Dale created a new back tee on the par-five eighteenth to ensure that players going for the green in two would have at least have a 250-yard approach shot – to cover the bunker guarding the island green. When Jeju’s trade winds blow in the faces of Tour players, a risk and reward approach shot is created.

“Without the wind blowing as it normally does, those guys are hitting mid-irons,” said Dale. “There’s a similar but more nuanced equation playing out on several holes at Nine Bridges. At sixteen (a Cape-style, bite-off-what-you-dare par four measuring 427 yards), the position of the fairway bunkers that form the Cape element – and where fairway gets narrow in the landing area – are calibrated very specifically to lure players into a potentially hazardous but rewarding shot off the tee. But it’s all based on the prevailing wind being up. So I say, let it blow!”

“I’d say the sixth hole was too easy for them,” said Dale of the 428-yard par four. “They blew it right over my spectacle bunkers! We still plan to pull the tees back 15 yards, to make them more relevant.”

The eighth is a driveable par four with a Het Girdle green, one of several that pay homage to the King’s course at Gleneagles, Scotland. “Hole eight was very exciting. To see Justin Thomas hit it through the green and make four, to see K.J. Choi nearly drive the green and walk away with seven? I imagine that was as fun for me as it was for everyone watching on TV.”

Wenzloff added: “The course is great and what we did prior to last year’s event has worn very well. The routing is very good. It sits in there very well and on the terrain. David didn’t move a lot of dirt, which is unusual for Korea or any mountain golf course – but it is a mountain course. I think the best comparison on Tour is Kapalua. At Kapalua, because of the topography, the trade winds uniquely affect the competition there.”

Kapalua Resort Plantation course hosts the Tournament of Champions and is also designed to function in trade winds, but in 2013, the event was shortened because the extreme strength of the winds that year rendered the course unplayable for three days.

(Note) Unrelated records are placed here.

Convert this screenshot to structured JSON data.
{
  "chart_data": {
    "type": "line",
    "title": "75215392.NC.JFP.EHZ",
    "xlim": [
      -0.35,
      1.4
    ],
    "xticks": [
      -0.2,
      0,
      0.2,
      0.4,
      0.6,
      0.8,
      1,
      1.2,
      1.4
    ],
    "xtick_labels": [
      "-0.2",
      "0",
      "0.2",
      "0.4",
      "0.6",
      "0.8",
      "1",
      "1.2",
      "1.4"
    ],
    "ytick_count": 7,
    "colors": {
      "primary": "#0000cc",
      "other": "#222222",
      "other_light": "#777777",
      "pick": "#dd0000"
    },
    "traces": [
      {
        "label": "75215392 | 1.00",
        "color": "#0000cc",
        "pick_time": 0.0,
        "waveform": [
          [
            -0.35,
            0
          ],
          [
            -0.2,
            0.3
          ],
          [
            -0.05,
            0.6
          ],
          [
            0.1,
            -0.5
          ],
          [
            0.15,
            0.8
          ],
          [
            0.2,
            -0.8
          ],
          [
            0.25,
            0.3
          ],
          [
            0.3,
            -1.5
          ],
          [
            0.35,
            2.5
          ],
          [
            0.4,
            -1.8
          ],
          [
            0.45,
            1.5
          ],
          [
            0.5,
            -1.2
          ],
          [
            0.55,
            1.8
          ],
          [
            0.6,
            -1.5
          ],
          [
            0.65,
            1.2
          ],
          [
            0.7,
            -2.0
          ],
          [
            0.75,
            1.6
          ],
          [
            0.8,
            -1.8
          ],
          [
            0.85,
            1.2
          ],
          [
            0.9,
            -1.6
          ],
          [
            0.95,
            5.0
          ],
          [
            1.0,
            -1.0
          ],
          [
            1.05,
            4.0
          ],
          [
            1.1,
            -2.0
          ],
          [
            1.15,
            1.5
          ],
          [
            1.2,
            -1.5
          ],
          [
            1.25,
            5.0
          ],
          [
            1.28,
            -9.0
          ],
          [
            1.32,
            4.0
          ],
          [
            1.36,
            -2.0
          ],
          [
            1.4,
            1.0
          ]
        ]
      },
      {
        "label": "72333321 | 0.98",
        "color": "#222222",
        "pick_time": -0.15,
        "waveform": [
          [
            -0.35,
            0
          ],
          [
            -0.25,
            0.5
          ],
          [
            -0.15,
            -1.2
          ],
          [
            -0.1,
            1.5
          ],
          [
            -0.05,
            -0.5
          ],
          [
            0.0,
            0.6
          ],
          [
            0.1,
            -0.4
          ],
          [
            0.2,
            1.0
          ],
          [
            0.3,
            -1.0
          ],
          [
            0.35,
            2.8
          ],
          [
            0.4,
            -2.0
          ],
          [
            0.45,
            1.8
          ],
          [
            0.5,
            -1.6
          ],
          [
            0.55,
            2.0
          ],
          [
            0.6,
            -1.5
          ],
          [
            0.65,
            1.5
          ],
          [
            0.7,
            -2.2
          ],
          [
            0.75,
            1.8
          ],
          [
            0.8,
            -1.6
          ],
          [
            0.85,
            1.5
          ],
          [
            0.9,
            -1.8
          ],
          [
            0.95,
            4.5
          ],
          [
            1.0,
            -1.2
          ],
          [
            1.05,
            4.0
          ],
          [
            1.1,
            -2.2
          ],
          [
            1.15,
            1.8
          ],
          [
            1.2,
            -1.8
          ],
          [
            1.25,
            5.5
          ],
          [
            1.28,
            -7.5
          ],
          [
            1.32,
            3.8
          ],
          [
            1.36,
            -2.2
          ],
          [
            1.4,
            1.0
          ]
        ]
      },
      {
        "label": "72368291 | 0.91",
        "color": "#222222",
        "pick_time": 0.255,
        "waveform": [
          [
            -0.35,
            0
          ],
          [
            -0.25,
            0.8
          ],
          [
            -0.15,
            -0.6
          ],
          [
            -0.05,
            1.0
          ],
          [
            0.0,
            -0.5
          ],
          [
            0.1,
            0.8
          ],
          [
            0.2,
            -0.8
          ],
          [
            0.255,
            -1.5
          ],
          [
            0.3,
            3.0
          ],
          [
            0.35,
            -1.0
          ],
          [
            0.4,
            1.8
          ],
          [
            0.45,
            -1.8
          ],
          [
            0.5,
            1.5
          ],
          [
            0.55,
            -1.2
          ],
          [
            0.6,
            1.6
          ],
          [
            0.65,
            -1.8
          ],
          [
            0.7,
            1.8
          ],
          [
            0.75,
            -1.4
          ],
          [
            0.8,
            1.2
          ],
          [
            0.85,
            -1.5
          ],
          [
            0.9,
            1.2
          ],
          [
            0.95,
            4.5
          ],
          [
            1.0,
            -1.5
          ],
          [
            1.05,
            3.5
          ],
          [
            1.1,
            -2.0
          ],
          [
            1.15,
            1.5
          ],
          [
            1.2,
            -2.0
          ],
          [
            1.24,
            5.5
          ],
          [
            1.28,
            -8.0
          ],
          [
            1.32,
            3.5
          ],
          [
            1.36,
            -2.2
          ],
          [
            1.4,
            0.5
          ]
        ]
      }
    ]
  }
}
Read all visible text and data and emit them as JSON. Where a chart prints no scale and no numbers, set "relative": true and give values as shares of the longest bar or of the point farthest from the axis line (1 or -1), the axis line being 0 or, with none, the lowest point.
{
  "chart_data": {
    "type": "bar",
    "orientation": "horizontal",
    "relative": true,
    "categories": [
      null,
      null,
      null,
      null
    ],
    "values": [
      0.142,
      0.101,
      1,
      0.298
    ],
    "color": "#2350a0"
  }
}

Barring freak conditions, Dale doesn’t see that ever happening at Nine Bridges: “But what I think the CJ Cup and Kapalua show us is how precariously the competitive equation is perched at certain tournament courses. We’ve seen how wind can suspend play on British Open courses as well – when the ball is being blown around on the greens. That situation isn’t ideal, but we need to acknowledge that up until that point when it gets out of hand, it might be the most compelling tournament golf there is.”